Capitalism is great, if its underlying injustices are addressed. Socialism is inevitable if they are not, and redistributive taxation follows whereby labor is taxed, making no sense since we want to encourage labor. Wealth, acquired through speculation and ownership of the products of nature such as land and natural resources, is taxed at a far lower level. While speculation is rewarded, wages tend to a minimum, and those not born into opportunity are forced into wage slavery and devastating poverty.
Poor people then have been disenfranchised by our system, not shown up as failures in our system. There is systemic discrimination and injustice that creates victims, because a human being is entitled to a share of nature - not because she works for it, but because she is a human being. Even a simple tax on the use of nature would serve a fairer distributive function than an income tax.
A new class of the super rich has emerged and consolidated financial power, completely walled off from the economic disaster affecting everyone else, and ideally suited to take advantage of others' distress. They have made unbelievable fortunes due to their special relationship with government, taking over banks, the legal system and alarmingly high rates of land ownership at the same time. In Scotland today, for example, 432 people own half of the private rural land in the whole country. Ownership turns out to be very hard to determine. Why? Because that is how rich people become richer and avoid public scrutiny.
The government itself becomes a predator, finding itself in debt and forced to extend the social safety net to a wider percentage of society. The middle class, having lost their land, find themselves subject to ever-increasing taxation to feed the hungry government, which having taken power over the right of ownership of the land and natural resources, has thereby taken ownership of people’s thoughts.
Any new system – and we must have a new system now in order to move forward – must return a voice and some responsibility to the individual for the activity of the whole. It must also clarify everyone’s basic right to the fulfillment of survival needs. No one should experience loss of the right to basic housing and food security for any reason, and neither should this be considered a handout from the government, since it is the inalienable birthright of any human being, given freely by nature.

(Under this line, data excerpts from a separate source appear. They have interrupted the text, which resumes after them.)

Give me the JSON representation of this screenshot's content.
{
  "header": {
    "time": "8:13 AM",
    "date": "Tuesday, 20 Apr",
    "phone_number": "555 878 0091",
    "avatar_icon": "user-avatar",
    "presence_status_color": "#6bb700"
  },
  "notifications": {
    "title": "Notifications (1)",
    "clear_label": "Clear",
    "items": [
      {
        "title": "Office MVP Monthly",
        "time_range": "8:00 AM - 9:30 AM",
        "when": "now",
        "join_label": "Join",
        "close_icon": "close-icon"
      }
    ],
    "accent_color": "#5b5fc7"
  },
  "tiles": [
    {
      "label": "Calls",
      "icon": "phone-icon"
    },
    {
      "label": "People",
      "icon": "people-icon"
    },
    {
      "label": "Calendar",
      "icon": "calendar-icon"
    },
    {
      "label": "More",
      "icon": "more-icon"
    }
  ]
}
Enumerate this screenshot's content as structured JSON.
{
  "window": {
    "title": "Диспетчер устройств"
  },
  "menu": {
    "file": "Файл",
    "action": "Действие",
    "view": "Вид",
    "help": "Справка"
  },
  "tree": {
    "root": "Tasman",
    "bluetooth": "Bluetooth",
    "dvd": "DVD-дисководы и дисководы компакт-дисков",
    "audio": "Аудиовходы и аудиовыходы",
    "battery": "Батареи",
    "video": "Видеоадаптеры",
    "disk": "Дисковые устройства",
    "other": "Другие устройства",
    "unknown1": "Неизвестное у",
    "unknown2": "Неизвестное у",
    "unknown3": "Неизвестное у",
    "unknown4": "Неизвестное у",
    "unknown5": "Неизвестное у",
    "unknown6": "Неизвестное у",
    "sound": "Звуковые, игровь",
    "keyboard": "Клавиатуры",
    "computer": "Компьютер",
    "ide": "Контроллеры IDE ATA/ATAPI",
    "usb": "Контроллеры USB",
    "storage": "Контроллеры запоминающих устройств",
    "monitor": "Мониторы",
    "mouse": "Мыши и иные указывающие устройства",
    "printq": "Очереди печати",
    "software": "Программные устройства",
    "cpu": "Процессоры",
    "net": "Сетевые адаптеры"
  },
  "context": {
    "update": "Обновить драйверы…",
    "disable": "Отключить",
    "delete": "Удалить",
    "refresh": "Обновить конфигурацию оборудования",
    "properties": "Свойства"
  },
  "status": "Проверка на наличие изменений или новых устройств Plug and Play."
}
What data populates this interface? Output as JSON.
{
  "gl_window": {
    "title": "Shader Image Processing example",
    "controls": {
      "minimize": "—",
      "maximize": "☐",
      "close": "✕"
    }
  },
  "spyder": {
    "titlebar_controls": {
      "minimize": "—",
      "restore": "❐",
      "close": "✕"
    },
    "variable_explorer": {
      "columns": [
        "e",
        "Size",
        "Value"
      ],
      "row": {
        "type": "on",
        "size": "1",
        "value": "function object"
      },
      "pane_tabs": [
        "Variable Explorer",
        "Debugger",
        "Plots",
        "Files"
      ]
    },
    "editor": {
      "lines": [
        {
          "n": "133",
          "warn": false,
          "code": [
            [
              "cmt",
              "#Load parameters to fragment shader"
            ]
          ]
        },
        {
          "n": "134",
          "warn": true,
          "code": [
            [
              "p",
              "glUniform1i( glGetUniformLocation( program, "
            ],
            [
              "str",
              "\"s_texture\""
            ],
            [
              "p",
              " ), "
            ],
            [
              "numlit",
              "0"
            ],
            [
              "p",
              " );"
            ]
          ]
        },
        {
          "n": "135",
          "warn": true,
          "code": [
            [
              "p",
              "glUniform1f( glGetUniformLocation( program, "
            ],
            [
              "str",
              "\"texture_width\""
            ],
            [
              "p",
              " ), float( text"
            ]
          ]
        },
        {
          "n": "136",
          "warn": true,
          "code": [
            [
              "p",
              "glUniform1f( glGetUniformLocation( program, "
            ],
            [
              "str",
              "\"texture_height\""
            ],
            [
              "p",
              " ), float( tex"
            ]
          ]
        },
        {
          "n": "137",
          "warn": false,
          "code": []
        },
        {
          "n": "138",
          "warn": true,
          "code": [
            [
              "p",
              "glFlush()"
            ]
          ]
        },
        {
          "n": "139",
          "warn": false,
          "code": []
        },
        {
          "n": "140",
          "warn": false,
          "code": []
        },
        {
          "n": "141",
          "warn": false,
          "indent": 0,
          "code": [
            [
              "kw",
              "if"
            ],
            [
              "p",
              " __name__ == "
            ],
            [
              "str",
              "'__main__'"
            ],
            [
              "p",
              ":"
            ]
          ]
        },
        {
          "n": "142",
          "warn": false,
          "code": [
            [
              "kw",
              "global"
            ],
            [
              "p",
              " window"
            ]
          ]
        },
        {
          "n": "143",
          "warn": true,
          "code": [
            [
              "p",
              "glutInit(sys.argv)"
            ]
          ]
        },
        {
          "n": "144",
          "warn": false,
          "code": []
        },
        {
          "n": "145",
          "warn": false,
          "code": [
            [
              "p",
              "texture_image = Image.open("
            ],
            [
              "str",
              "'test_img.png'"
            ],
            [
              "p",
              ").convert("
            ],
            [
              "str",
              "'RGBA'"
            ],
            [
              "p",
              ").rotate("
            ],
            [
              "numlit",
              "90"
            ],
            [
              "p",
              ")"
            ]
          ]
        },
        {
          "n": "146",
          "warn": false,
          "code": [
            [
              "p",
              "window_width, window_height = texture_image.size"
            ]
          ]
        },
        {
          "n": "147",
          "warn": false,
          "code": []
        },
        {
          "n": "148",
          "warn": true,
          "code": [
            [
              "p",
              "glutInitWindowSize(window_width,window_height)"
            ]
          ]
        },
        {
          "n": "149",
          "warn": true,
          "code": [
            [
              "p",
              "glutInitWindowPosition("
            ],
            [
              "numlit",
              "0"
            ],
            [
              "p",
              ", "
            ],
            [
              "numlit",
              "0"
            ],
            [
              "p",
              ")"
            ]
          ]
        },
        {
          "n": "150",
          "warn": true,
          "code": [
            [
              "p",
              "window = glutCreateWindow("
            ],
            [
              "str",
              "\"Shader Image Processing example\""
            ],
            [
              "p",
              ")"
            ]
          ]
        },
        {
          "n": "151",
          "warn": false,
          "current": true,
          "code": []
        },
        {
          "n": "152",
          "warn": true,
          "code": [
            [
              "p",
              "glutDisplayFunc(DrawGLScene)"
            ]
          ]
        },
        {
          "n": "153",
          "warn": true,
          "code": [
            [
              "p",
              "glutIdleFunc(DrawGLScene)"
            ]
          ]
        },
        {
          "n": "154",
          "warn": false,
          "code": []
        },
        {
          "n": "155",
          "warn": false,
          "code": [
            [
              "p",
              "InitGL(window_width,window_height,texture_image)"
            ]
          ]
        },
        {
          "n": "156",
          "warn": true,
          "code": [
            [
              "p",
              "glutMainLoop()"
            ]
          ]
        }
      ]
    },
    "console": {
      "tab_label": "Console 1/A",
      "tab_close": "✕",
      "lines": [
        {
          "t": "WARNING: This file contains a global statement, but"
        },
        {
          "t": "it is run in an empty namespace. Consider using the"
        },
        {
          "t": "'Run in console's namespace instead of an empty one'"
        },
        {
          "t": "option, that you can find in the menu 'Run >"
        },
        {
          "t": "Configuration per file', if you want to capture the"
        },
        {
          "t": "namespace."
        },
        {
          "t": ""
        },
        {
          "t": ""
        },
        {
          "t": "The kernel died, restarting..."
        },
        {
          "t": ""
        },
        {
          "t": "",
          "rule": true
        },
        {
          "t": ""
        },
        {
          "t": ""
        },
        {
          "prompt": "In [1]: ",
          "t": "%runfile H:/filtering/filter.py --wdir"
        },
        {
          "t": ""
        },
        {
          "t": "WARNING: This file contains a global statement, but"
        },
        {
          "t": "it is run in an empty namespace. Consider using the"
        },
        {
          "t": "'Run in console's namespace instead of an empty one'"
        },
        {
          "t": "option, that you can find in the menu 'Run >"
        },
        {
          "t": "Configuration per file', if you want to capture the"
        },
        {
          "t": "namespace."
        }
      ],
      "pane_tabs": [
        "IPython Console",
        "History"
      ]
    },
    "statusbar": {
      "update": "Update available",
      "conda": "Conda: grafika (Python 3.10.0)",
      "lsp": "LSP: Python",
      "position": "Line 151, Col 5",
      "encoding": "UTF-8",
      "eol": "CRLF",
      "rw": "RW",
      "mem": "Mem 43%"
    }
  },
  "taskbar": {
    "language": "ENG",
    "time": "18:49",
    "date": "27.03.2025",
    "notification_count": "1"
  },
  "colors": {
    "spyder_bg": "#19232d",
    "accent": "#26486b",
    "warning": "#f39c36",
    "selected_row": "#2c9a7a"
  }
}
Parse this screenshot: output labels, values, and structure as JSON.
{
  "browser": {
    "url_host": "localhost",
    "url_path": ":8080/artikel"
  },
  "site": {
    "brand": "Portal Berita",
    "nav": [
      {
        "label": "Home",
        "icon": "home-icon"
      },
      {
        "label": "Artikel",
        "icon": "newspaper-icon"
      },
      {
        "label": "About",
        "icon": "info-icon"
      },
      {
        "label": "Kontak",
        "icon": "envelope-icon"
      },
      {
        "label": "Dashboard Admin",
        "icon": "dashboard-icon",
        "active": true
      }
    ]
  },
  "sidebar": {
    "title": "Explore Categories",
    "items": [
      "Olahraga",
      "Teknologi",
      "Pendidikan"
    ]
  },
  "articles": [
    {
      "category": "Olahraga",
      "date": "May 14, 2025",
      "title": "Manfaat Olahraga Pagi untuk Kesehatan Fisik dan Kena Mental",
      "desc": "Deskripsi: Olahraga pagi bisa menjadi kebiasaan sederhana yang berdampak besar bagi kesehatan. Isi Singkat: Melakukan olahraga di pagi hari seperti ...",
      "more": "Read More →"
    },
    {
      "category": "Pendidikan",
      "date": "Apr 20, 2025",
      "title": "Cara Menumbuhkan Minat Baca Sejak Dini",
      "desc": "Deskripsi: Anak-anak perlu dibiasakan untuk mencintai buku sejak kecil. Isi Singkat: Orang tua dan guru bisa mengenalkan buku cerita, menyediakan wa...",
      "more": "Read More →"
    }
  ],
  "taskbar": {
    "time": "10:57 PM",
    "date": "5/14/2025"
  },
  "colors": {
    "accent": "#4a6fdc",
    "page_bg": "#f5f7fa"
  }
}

The people can collectively choose to create a system based on a just distribution and the values of distributed empowerment and the right to use of the land.
As a first step, it would be a good idea to write a Bill of Economic Rights and Responsibilities. While we are collectively stewards of the land in some way, nature didn’t go as far as providing the housing and infrastructure we need to survive, so it’s not all rights, we have to figure out how to distribute the responsibility for the infrastructure too.
Secondly, the Green Party in Europe is seriously considering a “Citizens’ Income” as a way to ensure that each person captures his or her right to the use of some small part of nature throughout their whole life on earth. If everyone receives this, it ceases to be redistributive and instead helps prevent the capturing of the economic rent on the part of the very few at the expense of the many.
We need to create a system that reflects our own values. We must make decisions which empower the self, and support all efforts to do the same, until those in power see the value of an empowered membership.